Elle 09/04/2011 18:28


J'avoue être moins réceptive à la littérature... ce qui ne m'empêche pas d'adorer lire dès que j'en ai le temps!


Elle 06/04/2011 10:33


C'est vrai, mais étant donné que c'est mon métier, j'ai une excuse! :)
D'ailleurs je me reproche toujours de rater un grand nombre d'évènements culturels...

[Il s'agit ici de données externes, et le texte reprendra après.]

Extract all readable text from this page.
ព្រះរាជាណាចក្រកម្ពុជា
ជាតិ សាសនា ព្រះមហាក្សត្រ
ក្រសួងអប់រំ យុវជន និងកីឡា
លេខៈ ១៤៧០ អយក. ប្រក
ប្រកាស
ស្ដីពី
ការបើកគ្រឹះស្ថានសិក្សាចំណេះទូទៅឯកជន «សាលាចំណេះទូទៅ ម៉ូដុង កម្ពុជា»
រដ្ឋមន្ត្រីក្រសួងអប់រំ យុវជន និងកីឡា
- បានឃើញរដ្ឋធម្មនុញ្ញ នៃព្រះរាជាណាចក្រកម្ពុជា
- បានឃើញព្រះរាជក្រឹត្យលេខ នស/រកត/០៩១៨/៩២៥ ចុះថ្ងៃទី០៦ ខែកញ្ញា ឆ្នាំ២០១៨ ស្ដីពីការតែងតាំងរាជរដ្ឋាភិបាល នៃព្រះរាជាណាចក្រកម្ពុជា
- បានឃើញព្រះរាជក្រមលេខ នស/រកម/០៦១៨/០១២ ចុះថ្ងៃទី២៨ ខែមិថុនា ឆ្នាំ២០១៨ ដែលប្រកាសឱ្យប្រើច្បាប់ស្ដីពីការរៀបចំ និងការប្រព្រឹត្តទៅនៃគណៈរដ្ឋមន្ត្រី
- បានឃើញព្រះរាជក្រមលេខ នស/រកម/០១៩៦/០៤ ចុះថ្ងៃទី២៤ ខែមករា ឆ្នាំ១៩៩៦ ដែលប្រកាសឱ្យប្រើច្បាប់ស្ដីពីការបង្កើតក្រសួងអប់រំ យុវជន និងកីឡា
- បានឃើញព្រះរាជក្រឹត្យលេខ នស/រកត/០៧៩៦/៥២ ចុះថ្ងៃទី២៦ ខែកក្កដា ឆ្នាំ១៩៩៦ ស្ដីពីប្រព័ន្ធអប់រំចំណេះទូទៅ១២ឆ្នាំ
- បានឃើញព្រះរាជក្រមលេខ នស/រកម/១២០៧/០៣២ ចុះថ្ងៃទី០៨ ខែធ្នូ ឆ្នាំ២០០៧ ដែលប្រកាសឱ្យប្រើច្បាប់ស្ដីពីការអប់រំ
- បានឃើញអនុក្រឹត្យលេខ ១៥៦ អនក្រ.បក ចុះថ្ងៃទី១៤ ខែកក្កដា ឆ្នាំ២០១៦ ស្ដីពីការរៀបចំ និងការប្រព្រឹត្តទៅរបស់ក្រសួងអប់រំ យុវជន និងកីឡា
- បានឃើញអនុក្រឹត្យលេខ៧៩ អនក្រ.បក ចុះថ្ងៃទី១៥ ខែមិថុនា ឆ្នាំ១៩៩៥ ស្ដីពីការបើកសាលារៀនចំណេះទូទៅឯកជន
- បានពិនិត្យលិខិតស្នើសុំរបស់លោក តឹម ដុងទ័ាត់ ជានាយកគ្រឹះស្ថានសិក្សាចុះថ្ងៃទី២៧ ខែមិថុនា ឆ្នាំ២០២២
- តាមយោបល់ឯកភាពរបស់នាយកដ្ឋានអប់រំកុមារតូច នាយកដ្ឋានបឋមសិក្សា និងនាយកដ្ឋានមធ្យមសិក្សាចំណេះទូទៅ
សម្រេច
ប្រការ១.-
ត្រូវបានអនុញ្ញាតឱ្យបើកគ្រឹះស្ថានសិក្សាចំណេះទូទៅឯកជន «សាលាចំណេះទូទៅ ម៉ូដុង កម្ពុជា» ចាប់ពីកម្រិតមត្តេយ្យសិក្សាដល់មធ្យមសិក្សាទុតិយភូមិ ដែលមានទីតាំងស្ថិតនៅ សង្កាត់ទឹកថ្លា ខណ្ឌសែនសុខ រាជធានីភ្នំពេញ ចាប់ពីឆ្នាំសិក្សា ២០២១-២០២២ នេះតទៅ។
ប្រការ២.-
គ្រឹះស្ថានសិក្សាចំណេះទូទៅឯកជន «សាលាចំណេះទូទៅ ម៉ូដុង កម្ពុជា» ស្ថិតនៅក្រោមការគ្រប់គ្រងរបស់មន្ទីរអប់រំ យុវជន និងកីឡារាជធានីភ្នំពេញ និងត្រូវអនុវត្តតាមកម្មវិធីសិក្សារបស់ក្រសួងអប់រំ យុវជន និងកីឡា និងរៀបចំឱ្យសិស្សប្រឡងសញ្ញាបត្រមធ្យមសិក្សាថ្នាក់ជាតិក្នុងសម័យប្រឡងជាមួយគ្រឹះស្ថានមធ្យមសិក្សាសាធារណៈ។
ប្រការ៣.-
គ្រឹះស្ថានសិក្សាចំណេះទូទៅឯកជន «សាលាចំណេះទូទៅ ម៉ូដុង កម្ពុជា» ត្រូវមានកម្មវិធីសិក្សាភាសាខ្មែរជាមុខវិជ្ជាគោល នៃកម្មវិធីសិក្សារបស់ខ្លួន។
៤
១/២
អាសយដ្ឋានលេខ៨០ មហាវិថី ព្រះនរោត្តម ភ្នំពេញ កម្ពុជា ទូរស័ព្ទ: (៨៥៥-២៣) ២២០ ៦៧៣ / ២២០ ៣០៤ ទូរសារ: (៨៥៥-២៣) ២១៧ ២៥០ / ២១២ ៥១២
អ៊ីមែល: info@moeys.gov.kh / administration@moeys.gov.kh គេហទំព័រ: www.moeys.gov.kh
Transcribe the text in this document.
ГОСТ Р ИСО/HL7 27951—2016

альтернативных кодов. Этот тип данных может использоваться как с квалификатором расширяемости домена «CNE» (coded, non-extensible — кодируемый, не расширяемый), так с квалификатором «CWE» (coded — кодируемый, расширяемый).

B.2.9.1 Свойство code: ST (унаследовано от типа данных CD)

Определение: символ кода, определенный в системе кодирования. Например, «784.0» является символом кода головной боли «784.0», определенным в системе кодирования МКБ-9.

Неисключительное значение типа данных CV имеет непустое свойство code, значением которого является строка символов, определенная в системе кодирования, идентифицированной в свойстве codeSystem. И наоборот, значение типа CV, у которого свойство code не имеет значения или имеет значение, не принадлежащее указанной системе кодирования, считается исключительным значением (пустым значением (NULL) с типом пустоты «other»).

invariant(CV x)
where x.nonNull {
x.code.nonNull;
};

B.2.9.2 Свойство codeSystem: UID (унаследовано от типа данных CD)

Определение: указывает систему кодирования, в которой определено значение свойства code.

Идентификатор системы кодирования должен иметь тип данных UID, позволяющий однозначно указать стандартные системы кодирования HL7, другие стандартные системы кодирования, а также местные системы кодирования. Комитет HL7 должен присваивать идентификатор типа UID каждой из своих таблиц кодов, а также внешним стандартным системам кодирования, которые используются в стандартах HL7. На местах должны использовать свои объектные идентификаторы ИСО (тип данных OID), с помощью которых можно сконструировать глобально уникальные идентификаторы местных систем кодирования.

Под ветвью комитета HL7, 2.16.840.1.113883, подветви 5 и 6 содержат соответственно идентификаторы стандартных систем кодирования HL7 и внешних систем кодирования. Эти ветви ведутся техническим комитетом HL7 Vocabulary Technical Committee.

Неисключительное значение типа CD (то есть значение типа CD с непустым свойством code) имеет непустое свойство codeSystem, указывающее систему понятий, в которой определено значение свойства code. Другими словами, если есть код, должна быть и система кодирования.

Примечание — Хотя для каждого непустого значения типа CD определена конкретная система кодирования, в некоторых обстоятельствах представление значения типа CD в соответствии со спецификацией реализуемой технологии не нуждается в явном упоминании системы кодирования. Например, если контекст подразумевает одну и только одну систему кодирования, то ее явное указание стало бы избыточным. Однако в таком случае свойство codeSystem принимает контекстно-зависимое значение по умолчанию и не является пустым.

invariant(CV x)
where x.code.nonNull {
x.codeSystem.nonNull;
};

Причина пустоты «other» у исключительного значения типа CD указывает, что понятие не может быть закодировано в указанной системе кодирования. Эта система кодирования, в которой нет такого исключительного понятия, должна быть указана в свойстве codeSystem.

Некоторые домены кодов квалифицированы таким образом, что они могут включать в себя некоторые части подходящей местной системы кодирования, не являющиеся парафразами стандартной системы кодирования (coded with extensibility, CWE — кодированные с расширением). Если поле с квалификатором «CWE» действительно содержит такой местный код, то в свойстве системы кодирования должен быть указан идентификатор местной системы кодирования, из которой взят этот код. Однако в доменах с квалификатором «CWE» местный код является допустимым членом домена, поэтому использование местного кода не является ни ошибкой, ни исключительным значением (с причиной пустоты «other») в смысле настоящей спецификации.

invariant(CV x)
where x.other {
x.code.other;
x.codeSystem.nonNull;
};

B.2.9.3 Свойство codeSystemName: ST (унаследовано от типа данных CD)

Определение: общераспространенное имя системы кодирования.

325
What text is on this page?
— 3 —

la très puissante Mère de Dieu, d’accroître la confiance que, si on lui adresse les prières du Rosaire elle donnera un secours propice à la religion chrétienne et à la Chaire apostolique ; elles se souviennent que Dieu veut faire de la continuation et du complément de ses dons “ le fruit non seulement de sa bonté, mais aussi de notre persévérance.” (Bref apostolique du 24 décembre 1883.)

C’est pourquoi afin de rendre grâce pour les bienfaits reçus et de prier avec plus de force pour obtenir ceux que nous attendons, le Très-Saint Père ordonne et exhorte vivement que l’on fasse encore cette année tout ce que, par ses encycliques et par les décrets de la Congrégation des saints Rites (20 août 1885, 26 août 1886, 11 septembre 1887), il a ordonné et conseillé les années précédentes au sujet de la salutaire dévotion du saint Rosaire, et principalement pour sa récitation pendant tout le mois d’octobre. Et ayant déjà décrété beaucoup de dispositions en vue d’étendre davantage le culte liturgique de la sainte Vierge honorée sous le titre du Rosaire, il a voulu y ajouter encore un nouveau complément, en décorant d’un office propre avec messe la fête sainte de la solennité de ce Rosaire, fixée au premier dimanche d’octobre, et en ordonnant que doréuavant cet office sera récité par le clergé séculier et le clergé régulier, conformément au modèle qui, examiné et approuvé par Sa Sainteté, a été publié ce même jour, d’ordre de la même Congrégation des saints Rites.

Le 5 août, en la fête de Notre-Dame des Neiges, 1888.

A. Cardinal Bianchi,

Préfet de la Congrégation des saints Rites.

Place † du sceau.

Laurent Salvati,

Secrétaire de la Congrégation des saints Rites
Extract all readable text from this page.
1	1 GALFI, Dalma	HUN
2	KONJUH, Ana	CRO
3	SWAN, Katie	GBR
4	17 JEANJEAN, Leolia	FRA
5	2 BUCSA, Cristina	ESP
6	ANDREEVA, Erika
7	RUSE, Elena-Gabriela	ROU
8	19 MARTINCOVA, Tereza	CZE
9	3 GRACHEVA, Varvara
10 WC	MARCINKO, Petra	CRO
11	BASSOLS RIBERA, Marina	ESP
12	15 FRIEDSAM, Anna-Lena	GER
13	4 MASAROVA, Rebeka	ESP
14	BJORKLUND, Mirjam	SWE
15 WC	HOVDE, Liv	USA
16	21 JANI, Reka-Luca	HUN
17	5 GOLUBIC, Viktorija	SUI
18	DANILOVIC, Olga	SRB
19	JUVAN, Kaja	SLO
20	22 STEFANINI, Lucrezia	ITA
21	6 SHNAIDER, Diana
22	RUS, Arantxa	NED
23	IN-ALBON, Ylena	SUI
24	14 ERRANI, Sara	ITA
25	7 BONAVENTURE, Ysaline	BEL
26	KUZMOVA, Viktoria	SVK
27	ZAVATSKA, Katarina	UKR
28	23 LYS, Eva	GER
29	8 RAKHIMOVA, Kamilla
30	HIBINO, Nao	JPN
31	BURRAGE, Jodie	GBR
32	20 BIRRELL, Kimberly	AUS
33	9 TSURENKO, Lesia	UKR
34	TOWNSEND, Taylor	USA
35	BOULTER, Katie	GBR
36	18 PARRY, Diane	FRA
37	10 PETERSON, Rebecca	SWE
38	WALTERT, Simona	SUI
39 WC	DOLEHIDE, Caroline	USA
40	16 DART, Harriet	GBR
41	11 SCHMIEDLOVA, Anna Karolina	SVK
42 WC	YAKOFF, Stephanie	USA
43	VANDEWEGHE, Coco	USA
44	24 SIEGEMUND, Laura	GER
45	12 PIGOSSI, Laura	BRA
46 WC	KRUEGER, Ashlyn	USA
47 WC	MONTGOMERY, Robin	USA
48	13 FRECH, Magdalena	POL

jérôme Bonnemaison 06/04/2011 20:40



Et la littérature, "Elle", ça vous passionne autant que les arts plastiques ?



Elle 05/04/2011 16:25


J'ai écrit un article sur mon blog à ce propos, j'ai en effet vu cette exposition : http://artactuparis.blogspot.com/2011/03/le-prince-du-reve-odilon-redon.html
J'espère que vous aurez l'occasion de la voir, elle vaut vraiment le coup!
Moi qui ne connaissais pas du tout Redon, j'ai été conquise!


jérôme Bonnemaison 06/04/2011 10:10



Je vois dans votre Blog que vous profitez à plein du Trésor parisien...Vous faites donc mentir mon article sur ce point...



Elle 05/04/2011 11:04


Tout à fait d'accord, surtout le dernier paragraphe!
Merci de faire découvrir votre point de vue sur cette sublime expo.


jérôme Bonnemaison 05/04/2011 14:24



Merci de votre commentaire "Elle".


Connaissiez-vous Redon ? Et avez-vous vu l'expo ? (moi je suis à 800 km)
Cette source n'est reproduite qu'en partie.